После боев отвели нас в тыл, в пункт сосредоточения. Машин осталось процентов тридцать всего, тяжелые были бои. Тут вошебойка, баня, переформировка, порядок стали наводить. Пошел слух, что машины будет проверять начальство. А мы в танках черт-те что везли, даже поросят живых. Взял я этот крепдешин и зашил себе в бушлат. Распластал на три раза и под подкладку зашил. Заметно получилось, но не очень.

Вошебойка прошла благополучно. Разделись мы, загрузили в нее свои вещи. Я сам развешивал на палках. Это не походная была вошебойка, стационарная. Комната такая низкая, вдоль нее палки под потолком. Вешаешь все, закрывается она на 45 минут и прожаривается. 150 градусов температура. Постояли голыми, подождали, а потом забрали вещи и — в баню. Сдали каптерщику нижнее белье, а он на каждое место чистое положил. Рожа у каптерщика гладкая, дошлая.

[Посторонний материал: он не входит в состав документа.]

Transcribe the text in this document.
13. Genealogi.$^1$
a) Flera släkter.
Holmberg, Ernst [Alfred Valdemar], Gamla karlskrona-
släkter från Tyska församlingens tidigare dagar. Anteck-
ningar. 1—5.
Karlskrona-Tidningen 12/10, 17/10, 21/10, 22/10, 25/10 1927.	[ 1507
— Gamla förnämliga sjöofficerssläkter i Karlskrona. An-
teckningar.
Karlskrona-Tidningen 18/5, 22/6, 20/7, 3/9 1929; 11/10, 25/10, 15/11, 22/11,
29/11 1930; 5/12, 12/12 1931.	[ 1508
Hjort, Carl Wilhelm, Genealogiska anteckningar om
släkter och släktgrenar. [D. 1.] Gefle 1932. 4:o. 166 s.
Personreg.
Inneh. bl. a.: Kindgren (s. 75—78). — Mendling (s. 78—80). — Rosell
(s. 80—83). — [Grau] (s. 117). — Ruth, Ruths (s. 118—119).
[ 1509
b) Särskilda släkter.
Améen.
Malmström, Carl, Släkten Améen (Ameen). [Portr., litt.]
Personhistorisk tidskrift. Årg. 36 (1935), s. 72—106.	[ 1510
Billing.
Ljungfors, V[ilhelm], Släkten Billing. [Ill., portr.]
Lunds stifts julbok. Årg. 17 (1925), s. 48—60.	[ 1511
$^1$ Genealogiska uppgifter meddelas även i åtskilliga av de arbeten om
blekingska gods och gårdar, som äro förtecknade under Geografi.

Я бы его и сейчас узнал паразита. Пока мылись, он у меня крепдешин и выпорол из бушлата. Как вышел я, сразу заметил. Тощий бушлат висит, а подкладку он даже не зашил. Я сразу к нему

«Куда дел?!»

«Иди, — говорит, — забирай свое шмутье и мотай отсюда, пока цел». На испуг берет.

«Ах ты гад! — говорю. — Тыловая крыса. Я тебе покажу».

И за автомат. Он висел вместе с одеждой. Но навалились тут на меня его молодчики, скрутили, да еще поддали прилично. А потом голого на крыльцо выкинули и одежду вслед бросили. Мои ребята еще мылись. Что я один? Пока одевался, остыл немного, успокоился. Понял, что плохо может кончиться. Тут другая смена пришла, оттерли нас и ушел я ни с чем.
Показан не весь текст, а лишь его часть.